10. Et deux documents, Dominus Iesus (qui date de l'an 2000), déjà cité ci-dessus, au moyen duquel il est possible (mais aussi indispensable) de réhabiliter et de réimplémenter une ecclésiologie controversiste ad extra, au sein de l'Eglise catholique, et Fides et ratio (qui date de l'année 1998), ne peuvent pas et ne doivent pas faire oublier des centaines de prises de position de ces deux papes, qui n'ont été ni des prises de position un tant soit peu controversistes, en direction des confessions chrétiennes non catholiques, en ce qu'elle sont propices à l'hérésie, et des religions non chrétiennes, en ce qu'elles sont porteuses d'erreurs, ni des prises de position un tant soit peu aristotélico-thomistes, dans les domaines de la théologie de la révélation et de la théologie trinitaire. (Le rédacteur de la présente réflexion est d'autant mieux placé pour déplorer d'une manière objective la marginalisation, avant tout ante-conciliaire, du mode de raisonnement "aristotélico-thomiste", qu'il n'est pas lui-même porteur de ce mode de raisonnement, et est d'autant mieux placé pour déplorer en connaissance de cause l'immanentisation, elle aussi avant tout ante-conciliaire, du mode de raisonnement "platonico-augustinien", qu'il est lui-même porteur de ce mode de raisonnement ; par ailleurs, bien des néo-catholiques post-conciliaires ne sont pas avant tout néo-thomistes, ni avant tout néo-augustiniens, mais sont avant tout post-kantiens et post-schleiermachiens, ce qui explique grandement leur relation distanciée à la Tradition catholique.

III.

11. J'ai la conviction que vous comprenez ou, en tout cas, que vous commencez à comprendre où je veux en venir : le pape François n'est absolument pas le premier pape dont le pontificat est, intégralement, chronologiquement et programmatiquement néo-catholique post-conciliaire, ou, si vous préférez, le pape François n'est certainement pas le premier pape dont le pontificat est, intégralement, néo-catholique post-conciliaire sur le plan épistémique (dans le domaine des concepts) et sur le plan axiologique (dans le domaine des valeurs). En ce sens, François est un continuateur...

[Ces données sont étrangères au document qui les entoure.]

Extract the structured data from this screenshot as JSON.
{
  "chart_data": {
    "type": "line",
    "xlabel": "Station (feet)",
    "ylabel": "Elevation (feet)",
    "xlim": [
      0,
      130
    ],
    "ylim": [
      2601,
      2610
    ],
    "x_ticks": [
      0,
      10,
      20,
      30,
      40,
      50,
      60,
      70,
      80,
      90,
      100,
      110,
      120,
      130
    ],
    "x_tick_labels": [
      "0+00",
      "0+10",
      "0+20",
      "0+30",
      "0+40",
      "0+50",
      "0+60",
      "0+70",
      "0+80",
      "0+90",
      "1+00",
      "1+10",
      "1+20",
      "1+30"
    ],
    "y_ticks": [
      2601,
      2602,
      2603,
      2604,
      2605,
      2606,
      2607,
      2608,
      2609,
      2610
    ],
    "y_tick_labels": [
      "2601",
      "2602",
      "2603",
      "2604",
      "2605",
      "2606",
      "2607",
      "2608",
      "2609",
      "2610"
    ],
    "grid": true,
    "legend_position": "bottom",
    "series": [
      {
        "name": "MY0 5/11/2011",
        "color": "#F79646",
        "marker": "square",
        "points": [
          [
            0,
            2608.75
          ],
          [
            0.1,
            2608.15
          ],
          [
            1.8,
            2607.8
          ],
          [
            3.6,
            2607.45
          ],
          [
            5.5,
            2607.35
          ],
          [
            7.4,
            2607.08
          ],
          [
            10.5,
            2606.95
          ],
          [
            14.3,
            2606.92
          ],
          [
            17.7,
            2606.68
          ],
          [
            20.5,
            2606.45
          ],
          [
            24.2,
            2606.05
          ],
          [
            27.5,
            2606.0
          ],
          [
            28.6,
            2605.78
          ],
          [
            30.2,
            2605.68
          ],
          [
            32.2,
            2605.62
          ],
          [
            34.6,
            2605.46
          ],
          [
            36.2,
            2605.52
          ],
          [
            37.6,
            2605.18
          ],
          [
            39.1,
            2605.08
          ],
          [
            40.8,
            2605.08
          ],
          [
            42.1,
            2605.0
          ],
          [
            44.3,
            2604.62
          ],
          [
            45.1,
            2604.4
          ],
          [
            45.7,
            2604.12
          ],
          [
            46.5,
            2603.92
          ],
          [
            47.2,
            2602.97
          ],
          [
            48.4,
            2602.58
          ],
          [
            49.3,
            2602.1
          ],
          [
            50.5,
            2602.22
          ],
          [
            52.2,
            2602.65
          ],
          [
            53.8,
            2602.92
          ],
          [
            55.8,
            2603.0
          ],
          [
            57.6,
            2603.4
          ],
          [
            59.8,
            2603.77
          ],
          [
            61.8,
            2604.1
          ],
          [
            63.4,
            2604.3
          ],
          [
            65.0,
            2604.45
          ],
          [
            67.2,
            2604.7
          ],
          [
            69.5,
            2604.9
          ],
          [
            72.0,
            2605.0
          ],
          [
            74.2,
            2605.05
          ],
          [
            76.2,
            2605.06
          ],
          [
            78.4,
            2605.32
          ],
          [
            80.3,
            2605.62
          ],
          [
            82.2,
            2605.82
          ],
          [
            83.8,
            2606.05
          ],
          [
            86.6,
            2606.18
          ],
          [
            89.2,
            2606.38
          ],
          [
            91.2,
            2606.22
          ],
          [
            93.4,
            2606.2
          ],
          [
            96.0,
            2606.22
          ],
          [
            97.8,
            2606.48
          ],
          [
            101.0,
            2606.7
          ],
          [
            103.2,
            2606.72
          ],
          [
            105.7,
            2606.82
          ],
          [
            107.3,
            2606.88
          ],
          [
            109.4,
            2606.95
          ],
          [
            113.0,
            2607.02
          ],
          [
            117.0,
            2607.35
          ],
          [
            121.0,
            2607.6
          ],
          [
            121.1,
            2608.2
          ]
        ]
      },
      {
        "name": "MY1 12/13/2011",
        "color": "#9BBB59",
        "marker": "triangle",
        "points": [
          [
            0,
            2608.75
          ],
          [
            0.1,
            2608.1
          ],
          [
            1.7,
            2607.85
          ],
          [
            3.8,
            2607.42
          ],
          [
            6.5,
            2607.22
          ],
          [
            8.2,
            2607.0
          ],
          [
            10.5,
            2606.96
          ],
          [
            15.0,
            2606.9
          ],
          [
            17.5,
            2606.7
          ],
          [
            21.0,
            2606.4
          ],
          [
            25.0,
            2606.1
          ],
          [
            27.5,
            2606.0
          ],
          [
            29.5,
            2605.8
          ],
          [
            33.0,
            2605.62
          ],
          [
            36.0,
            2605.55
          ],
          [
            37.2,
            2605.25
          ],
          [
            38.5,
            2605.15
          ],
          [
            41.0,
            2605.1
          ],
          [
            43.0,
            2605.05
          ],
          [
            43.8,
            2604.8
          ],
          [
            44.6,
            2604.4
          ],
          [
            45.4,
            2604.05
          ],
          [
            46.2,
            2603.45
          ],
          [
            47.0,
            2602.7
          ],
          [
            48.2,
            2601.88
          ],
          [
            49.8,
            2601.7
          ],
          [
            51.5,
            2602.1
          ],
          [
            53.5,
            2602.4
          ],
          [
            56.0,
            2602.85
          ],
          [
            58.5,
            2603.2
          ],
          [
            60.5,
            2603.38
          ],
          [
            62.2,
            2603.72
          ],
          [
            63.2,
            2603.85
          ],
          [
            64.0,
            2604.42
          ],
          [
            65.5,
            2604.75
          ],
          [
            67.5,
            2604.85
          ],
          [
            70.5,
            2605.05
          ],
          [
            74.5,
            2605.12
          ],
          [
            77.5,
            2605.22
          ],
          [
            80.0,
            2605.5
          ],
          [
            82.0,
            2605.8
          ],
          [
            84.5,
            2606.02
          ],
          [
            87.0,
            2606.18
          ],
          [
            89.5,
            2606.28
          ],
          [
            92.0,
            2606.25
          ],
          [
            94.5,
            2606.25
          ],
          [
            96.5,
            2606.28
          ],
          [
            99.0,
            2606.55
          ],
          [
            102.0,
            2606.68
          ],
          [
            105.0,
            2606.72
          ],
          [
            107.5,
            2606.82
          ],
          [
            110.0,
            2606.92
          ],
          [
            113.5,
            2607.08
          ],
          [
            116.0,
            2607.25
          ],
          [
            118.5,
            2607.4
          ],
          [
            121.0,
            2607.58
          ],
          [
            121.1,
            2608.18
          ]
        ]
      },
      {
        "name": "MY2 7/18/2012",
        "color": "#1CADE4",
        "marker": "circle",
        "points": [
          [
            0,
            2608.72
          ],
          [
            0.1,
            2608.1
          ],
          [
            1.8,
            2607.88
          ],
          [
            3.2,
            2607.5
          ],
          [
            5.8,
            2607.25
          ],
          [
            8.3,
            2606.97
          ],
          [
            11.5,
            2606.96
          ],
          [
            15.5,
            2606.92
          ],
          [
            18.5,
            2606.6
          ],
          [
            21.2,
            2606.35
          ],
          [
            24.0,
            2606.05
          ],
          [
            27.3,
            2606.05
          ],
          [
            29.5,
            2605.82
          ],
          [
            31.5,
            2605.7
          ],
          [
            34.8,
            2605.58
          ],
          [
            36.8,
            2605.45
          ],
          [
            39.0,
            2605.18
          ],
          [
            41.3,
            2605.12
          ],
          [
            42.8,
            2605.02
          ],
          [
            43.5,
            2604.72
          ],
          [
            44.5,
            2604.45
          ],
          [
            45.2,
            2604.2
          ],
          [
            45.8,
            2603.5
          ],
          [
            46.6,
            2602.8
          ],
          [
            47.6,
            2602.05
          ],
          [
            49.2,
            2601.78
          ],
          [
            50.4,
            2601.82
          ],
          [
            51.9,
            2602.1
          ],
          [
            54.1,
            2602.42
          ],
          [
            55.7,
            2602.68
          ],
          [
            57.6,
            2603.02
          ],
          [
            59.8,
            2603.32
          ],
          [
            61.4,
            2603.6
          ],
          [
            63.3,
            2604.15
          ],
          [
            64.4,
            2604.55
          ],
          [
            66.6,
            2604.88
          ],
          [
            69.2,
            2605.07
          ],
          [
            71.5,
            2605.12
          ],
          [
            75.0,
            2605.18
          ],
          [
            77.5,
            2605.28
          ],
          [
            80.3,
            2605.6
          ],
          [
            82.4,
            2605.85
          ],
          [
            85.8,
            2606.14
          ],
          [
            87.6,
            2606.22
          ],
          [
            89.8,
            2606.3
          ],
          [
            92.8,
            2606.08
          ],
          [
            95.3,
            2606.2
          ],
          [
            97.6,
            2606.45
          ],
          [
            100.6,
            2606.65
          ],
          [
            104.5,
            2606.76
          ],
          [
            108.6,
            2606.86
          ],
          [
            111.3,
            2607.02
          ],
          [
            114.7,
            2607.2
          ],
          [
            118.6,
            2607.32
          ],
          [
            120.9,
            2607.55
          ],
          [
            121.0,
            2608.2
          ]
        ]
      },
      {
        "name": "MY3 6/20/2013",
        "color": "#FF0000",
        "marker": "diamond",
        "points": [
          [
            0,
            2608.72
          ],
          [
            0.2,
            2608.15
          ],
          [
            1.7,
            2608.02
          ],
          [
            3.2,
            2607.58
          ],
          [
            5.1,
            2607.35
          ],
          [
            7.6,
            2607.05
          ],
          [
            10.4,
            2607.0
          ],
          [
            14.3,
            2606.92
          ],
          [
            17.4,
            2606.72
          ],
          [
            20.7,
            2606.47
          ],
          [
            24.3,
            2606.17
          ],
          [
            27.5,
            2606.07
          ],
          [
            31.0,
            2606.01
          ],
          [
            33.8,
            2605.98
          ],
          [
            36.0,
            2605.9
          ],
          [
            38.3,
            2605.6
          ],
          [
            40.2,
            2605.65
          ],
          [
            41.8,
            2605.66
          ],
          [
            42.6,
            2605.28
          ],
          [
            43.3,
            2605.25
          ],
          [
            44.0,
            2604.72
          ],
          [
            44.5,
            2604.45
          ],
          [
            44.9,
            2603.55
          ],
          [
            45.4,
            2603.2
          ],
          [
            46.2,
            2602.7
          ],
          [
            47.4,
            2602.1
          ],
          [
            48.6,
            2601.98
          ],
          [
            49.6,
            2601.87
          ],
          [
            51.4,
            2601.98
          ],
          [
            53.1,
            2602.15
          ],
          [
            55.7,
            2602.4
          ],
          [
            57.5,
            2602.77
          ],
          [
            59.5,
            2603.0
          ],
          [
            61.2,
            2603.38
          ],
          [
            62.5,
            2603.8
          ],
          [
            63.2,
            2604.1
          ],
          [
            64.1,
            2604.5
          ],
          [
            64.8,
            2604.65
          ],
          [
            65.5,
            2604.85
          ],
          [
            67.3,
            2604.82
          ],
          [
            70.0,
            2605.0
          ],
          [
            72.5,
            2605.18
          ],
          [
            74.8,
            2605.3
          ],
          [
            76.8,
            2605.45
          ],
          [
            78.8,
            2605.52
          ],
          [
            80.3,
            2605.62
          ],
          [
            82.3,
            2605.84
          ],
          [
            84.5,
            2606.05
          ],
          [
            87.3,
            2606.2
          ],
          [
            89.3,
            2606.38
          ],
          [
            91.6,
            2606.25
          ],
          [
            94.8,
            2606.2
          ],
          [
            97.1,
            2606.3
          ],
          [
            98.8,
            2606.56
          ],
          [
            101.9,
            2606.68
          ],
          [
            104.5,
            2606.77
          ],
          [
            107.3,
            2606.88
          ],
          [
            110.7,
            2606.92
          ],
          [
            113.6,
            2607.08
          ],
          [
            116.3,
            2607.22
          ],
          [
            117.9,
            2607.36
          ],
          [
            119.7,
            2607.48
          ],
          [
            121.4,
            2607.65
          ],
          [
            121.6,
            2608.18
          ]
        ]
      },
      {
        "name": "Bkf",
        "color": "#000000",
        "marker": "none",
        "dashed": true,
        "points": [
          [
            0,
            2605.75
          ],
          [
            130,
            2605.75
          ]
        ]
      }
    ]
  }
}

12. En revanche, le pape François est bien le premier pape, dont le pontificat est, intégralement, néo-catholique post-conciliaire, qui fait entendre ou, en tout cas, qui laisse entendre que l'Eglise catholique peut et doit devenir libérale, oh pardon : "i-n-c-l-u-s-i-v-e", so they say nowadays,

- non seulement ad extra, dans ses réflexions et ses relations en direction de telle conception influente de l'homme et du monde contemporains et en direction des religions et des traditions croyantes non chrétiennes,

- mais aussi ad intra, dans ses principes et ses pratiques relatifs, d'une part, aux fondements et au contenu de la morale chrétienne, d'autre part, aux fondements et au contenu des sacrements de l'Eglise.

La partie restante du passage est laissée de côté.